Swarm: Containment Protocol reimagines the arcade shooter as a population management challenge rather than a traditional survival game. Enemy carriers reproduce by laying eggs that hatch into new threats, requiring players to balance immediate combat with long-term containment.

As the swarm expands, players shift from reactive shooting toward proactive target prioritization, spatial control, and risk management under increasing pressure.

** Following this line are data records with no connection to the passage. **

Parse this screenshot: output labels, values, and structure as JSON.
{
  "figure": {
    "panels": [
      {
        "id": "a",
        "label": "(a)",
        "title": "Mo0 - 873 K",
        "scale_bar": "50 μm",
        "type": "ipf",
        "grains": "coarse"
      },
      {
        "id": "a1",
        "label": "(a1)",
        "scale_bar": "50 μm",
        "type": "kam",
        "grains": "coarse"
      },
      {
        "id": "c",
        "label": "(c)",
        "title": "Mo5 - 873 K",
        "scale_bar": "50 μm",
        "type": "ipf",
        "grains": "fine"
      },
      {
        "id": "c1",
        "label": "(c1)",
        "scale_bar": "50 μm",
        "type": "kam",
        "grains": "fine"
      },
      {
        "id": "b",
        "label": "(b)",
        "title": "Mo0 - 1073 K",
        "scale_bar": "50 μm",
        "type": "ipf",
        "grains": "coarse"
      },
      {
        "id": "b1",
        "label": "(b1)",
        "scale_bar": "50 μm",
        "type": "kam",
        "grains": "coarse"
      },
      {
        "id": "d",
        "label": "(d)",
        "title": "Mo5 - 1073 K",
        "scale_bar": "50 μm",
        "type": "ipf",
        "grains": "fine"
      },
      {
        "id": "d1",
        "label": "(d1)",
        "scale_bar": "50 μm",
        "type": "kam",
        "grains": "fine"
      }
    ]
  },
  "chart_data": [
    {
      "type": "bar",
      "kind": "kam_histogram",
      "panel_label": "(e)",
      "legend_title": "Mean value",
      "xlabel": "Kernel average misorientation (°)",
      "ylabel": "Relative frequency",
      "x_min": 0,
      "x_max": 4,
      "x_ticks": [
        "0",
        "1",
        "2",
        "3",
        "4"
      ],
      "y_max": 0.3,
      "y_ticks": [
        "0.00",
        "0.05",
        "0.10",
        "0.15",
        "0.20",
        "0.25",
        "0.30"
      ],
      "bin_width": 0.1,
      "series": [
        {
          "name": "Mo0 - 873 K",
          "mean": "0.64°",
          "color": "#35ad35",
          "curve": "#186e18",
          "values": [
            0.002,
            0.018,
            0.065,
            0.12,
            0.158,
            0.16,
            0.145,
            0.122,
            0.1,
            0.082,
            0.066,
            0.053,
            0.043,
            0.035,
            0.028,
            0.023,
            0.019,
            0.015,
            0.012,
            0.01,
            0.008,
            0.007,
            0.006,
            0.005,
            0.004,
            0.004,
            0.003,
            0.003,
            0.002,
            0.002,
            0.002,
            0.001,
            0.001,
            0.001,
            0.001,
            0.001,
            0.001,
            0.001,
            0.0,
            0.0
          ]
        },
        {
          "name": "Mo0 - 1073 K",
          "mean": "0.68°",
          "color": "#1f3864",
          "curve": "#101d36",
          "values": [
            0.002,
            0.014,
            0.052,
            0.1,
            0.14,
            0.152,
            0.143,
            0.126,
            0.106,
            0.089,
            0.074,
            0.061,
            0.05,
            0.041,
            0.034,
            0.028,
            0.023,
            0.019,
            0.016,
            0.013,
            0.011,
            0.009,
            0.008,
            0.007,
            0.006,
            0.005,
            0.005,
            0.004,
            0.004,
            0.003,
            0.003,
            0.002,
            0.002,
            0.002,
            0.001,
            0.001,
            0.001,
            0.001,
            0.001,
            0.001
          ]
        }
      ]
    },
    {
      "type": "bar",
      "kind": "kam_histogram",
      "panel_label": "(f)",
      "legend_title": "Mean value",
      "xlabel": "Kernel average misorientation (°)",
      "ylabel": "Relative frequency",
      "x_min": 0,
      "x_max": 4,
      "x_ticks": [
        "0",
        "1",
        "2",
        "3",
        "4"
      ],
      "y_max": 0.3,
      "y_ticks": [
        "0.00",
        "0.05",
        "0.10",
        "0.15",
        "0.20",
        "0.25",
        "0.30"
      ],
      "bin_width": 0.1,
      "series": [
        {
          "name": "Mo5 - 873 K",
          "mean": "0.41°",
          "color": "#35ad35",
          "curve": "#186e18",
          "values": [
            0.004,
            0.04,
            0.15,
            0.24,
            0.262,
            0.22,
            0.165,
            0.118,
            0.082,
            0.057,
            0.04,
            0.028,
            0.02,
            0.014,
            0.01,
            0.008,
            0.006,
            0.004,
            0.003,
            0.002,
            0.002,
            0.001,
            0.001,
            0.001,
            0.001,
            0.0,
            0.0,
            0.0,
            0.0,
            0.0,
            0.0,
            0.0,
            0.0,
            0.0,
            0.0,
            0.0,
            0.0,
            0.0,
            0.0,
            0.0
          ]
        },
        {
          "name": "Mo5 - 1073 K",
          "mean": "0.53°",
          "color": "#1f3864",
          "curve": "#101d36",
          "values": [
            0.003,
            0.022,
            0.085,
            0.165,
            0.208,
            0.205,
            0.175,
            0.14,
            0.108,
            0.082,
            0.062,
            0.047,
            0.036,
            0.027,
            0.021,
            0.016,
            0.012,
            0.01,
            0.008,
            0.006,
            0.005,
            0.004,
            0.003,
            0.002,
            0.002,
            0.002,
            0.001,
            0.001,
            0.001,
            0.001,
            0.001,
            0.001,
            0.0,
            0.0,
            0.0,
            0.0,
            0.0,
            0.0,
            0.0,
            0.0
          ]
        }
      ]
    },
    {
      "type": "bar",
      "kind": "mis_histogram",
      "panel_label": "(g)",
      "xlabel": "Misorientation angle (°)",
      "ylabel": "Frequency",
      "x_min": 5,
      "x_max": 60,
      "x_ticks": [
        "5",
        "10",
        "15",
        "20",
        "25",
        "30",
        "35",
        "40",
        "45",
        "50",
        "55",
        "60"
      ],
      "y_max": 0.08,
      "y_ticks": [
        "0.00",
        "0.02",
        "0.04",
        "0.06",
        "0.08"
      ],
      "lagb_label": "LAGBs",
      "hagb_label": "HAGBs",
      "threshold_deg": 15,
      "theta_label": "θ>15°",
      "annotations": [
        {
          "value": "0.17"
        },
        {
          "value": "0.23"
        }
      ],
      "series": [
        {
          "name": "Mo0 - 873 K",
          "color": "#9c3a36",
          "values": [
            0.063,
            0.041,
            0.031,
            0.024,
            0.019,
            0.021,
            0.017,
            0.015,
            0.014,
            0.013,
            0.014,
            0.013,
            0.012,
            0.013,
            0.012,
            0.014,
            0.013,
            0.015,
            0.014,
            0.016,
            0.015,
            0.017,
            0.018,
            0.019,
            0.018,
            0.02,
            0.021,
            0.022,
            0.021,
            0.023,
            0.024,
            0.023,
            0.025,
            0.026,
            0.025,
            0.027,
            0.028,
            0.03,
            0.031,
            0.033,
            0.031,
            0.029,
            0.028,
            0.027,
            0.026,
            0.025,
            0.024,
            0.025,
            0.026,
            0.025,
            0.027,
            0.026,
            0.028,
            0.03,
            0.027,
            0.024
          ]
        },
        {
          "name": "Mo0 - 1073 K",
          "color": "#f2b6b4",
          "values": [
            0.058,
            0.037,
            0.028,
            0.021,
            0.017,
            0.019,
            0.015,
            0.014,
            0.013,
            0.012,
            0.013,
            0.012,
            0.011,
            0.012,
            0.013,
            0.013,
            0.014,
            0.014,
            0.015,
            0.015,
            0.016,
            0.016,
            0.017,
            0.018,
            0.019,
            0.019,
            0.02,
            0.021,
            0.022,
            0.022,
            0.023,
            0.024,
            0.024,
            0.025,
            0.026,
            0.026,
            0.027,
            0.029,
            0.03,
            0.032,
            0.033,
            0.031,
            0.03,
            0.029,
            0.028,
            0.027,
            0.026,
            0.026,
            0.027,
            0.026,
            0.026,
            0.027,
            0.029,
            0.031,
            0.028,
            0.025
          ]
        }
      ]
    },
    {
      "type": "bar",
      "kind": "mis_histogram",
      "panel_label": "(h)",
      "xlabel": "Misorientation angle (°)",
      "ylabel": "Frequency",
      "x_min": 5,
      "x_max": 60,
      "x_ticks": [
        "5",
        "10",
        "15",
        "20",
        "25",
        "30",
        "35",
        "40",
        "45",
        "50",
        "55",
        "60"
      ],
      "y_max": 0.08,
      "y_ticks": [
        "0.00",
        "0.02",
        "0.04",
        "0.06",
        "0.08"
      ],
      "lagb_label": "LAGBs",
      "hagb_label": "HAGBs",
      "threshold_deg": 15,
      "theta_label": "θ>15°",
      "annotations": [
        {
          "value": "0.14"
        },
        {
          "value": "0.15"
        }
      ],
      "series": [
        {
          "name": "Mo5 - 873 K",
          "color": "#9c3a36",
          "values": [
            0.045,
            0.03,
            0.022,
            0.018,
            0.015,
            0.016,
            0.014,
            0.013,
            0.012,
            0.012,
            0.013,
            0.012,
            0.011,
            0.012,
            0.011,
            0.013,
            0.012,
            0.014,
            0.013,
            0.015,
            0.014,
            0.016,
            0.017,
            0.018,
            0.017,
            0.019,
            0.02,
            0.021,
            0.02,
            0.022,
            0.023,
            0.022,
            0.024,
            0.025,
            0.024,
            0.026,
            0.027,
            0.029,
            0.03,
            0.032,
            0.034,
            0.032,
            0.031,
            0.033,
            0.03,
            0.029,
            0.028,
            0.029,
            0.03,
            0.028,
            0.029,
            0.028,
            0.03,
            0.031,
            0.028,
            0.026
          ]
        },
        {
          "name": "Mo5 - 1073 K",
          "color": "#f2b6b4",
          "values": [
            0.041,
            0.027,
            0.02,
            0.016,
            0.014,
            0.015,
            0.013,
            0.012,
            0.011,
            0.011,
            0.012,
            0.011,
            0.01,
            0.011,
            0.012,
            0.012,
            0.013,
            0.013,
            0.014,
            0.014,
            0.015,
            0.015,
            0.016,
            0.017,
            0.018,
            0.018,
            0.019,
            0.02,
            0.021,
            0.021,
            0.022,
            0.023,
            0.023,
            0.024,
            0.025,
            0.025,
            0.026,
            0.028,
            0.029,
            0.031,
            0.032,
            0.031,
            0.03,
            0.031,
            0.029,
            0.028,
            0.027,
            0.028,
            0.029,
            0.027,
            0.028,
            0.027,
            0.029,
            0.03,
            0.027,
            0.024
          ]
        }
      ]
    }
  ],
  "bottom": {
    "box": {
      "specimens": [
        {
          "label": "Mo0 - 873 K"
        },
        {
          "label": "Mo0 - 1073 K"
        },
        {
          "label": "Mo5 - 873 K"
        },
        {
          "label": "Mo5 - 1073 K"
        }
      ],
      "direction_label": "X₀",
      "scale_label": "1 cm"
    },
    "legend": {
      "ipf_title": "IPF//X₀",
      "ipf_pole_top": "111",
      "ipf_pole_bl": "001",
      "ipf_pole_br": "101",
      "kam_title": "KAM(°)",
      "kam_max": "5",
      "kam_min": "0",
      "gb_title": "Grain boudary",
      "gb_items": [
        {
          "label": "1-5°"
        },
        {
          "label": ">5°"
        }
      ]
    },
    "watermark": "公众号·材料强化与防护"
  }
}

Enemy Roles & Swarm Escalation
Enemy variety plays a central role in shaping the game’s difficulty and pacing. Each insect introduces unique movement patterns, durability, and reproduction behavior, encouraging players to continuously adapt their containment strategy instead of relying on a single approach. By combining visible enemy behavior with an evolving reproduction system, the game creates escalating pressure that remains readable while rewarding target prioritization, spatial awareness, and efficient movement.
Gameplay Progression
Swarm: Containment Protocol introduces new mechanics gradually, allowing players to develop confidence with the core containment loop before facing increasingly complex scenarios. Enemy variety, reproduction mechanics, and arena pressure are layered over time, creating a progression that rewards learning and adaptation rather than memorization.
By building difficulty through interconnected systems instead of sudden spikes, the game encourages players to refine their movement, prioritize threats effectively, and maintain control as the infestation evolves.
Developed during the Michigan State University’s Game Design and Development program on Coursera, the project expands a provided framework with original gameplay systems, enemy behaviors, balancing, and progression implemented in Unity using C#.
AI-assisted tools were used during post-course development to support concept exploration, feature implementation, code refactoring, debugging, and iterative refinement.